A demonstration of an M-FISH image set with six-channel M-FISH images from a single metaphase cell. In images (a)–(e), different subsets of chromosomes are labeled with different fluorophores and are acquired by an epifluorescence microscopy equipped with the filter cubes [far red (F), spectrum green (G), spectrum aqua (A), spectrum red (R), and spectrum gold (Y), respectively]. The other image (f) is DAPI channel, labeling all chromosomes in the image.
Accurate segmentation of M-FISH images has a significant impact on subsequent chromosomal classification and hence on clinical diagnosis. In our previous works on chromosome classification, including Bayesian classifier,2 sparse representation-based classifier,3 regularized multinomial logistic classifier,4 structural sparse representation classifier,5,6 and patch-based tensor decomposition classifier,7 several steps have been done in preprocessing8,9 to facilitate the analysis of M-FISH images. Among them, image segmentation is a critical step and can significantly improve classification accuracy.9,10 The other importance of segmentation is to take advantage of five fluorescence channels to code different chromosomes. With accurate segmentation of chromosome in each channel, the chromosomes can be better distinguished with the combination of all channels of information. Therefore, accurate segmentation is critical for M-FISH image analysis. By segmentation, a mask is generated to separate chromosome regions from the background. However, the quality of acquired M-FISH images is usually poor due to various factors,11 such as uneven intensity between imaging channels, inhomogeneous intensity of intrachannel, and spectral overlap.8 It has been a daunting challenge to accurately segment chromosomal images under such conditions.
A number of machine learning methods have been proposed for image segmentation or classification, e.g., supervised method,12 semisupervised method,13 unsupervised method,14–16 and hybrid method.17 Since M-FISH images are sensitive to experimental platforms and are largely heterogeneous across subjects (e.g., cells), unsupervised methods (e.g., clustering) are usually applied to image segmentation or classification.
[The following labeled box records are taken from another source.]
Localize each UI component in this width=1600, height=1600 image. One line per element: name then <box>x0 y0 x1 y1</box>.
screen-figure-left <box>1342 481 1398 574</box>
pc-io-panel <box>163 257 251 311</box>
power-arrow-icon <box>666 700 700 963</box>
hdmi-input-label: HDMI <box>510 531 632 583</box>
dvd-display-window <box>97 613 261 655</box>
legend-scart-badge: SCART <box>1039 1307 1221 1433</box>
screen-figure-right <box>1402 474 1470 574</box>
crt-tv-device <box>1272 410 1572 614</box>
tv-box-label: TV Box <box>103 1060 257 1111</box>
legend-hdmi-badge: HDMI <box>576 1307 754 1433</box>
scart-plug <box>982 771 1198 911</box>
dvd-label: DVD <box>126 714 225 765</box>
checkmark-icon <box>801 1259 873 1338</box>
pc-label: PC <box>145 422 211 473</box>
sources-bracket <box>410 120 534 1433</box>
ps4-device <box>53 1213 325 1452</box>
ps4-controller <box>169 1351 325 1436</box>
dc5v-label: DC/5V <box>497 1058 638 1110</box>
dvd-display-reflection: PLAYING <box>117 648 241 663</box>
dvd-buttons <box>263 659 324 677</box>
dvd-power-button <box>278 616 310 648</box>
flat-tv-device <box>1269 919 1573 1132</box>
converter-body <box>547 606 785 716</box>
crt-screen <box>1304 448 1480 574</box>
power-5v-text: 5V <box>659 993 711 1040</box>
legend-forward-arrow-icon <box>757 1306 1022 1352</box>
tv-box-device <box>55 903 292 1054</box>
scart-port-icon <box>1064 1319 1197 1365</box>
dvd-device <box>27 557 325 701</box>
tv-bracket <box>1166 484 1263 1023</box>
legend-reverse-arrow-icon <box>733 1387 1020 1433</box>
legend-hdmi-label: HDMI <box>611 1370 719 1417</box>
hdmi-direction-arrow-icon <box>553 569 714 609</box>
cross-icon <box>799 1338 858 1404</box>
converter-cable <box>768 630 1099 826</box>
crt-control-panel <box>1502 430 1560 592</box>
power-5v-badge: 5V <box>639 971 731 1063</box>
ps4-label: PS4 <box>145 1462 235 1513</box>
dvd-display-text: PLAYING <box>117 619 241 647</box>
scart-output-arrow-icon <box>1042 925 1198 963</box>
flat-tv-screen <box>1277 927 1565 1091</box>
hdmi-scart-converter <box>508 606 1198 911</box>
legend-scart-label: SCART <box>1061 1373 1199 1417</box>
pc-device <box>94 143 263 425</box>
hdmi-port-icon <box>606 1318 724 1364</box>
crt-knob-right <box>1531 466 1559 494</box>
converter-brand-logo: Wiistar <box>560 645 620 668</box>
The FCM-based clustering method, as one of the unsupervised techniques, has been widely used in the fields of geology, astronomy, medical imaging, and multimedia.18–21 To reduce the effect of noise and intensity inhomogeneities in the image, several modified FCM approaches have been proposed by considering the spatial smoothness of neighboring pixel intensities in the image.22,23 For example, Tolias and Panas24 modified the prototype vectors as functions of the pixel location in the image for segmentation. Ahmed et al.25 modified FCM to use the immediate neighborhood for labeling the fuzziness membership of a pixel in the segmentation of MRI data. Chuang et al.26 incorporated the spatial information into the membership function to make the clustering be less sensitive to noise, which yielded a more homogeneous segmented region. Pham and Prince27 developed AFCM to improve the objective function by adding the first and second order regularizations to the estimated cluster centroids to enable the estimated membership functions to be spatially smooth. In our recent work, we developed an improved adaptive fuzzy C-means (IAFCM) algorithm by adding a gain field to regularize the cluster center and showed better performance over other methods in M-FISH image segmentation.9 Despite the efficiency of these works, these methods mainly focused on a single channel image clustering, while ignoring multispectral information in M-FISH image. Multichannel information is complementary, which can be used to further improve the segmentation.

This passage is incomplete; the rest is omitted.